Wear and tear is unavoidable but in pumps, where abrasive particles and poor water quality lead to erosion and corrosion, attention to the most vulnerable areas can maximise efficiency. For example, wear to the neck rings leads to an increase in clearance. This in turn causes leakage and recirculation from the high pressure area of the pump casing back to the suction side of the impeller. The result of this is reduced head and flow, which is a constant cause of poor energy efficiency if not managed correctly.

It is also worth noting that high temperatures in rotating components such as pumps can indicate potential mechanical problems, perhaps caused by poor lubrication or shaft misalignment; regular temperature monitoring can therefore help improve uptime and extend the operating life of equipment. By isolating hot spots in the structure of a pump system, it is possible to identify areas where energy can be saved.

Temperature monitoring is carried out using portable thermal imaging cameras. These measure infrared radiation and convert the information gathered to a readout in visible light, with varying intensities of temperature being represented by different colours. The latest devices are lightweight, compact and robust and can provide high levels of accuracy and image definition, giving sharp images even when the camera or target is moving.

Vibration is often the cause of such heat and energy losses. Most vibration occurs within rotating systems, often where it is hard to detect and where it only becomes obvious when components - typically bearings - fail. Measuring vibration can be achieved using small fixed accelerometers, permanently connected to plant-wide monitoring systems, or plugged into portable meters. Alternatively, hand held probes can be used where equipment is accessible. In each case, data is normally collected over time, so that deterioration in operating conditions can be identified and resolved before problems occur.

Wasted energy can add many thousands of pounds to factory costs each year and that money that comes straight off the bottom line. Most factory managers and maintenance personnel will know these facts only too well. Of course, recognising the need to reduce energy consumption and then having the time and resources to make positive change, when you're faced with a hundred and one other often more pressing day to day issues, can be a considerable challenge. There is rarely a quick fix that will solve all problems. Instead, the solution is likely to lay in a gradual, step-by-step approach to many different areas where energy is being wasted: for example, through unlagged pipes, poorly fitted refrigerator doors, unregulated motors, pumps or fans, and leaking compressed air lines. But there are plenty of opportunities out there to strengthen pump systems and plant as a whole by enhancing the efficiency. And increasingly, thanks to on-going innovation, you can reduce waste and increase productivity while simultaneously integrating environmentally sustainable products and systems into your operations.
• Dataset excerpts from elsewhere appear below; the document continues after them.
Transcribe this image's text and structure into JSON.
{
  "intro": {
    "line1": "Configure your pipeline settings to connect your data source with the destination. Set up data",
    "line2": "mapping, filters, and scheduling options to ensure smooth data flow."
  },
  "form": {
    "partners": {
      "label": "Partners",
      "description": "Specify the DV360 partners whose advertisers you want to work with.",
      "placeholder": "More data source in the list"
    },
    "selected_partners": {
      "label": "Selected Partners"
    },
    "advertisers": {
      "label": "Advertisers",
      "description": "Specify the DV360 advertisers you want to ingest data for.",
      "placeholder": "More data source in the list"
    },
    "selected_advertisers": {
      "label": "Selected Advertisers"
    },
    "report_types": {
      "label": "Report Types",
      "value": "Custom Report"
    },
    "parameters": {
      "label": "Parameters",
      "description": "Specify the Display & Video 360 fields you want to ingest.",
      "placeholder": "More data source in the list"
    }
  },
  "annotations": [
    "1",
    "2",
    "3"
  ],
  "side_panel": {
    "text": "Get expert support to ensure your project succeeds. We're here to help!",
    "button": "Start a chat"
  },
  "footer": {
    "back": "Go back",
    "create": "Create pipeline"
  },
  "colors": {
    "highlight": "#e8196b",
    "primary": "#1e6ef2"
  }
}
ERIKS has provided support for pumps on a grand scale, with contracts for organisations such as South West Water, the provider of drinking and waste water services throughout Devon and Cornwall. This on-going relationship has been the result of excellent scores for commercial, service, innovation and organisational capacities. With the capability to provide efficient maintenance at this level to meet the stringent KPI targets of service delivery, a service provider such as ERIKS can offer a range of solutions for manufacturing and process operators that build sustainability into pumps and beyond.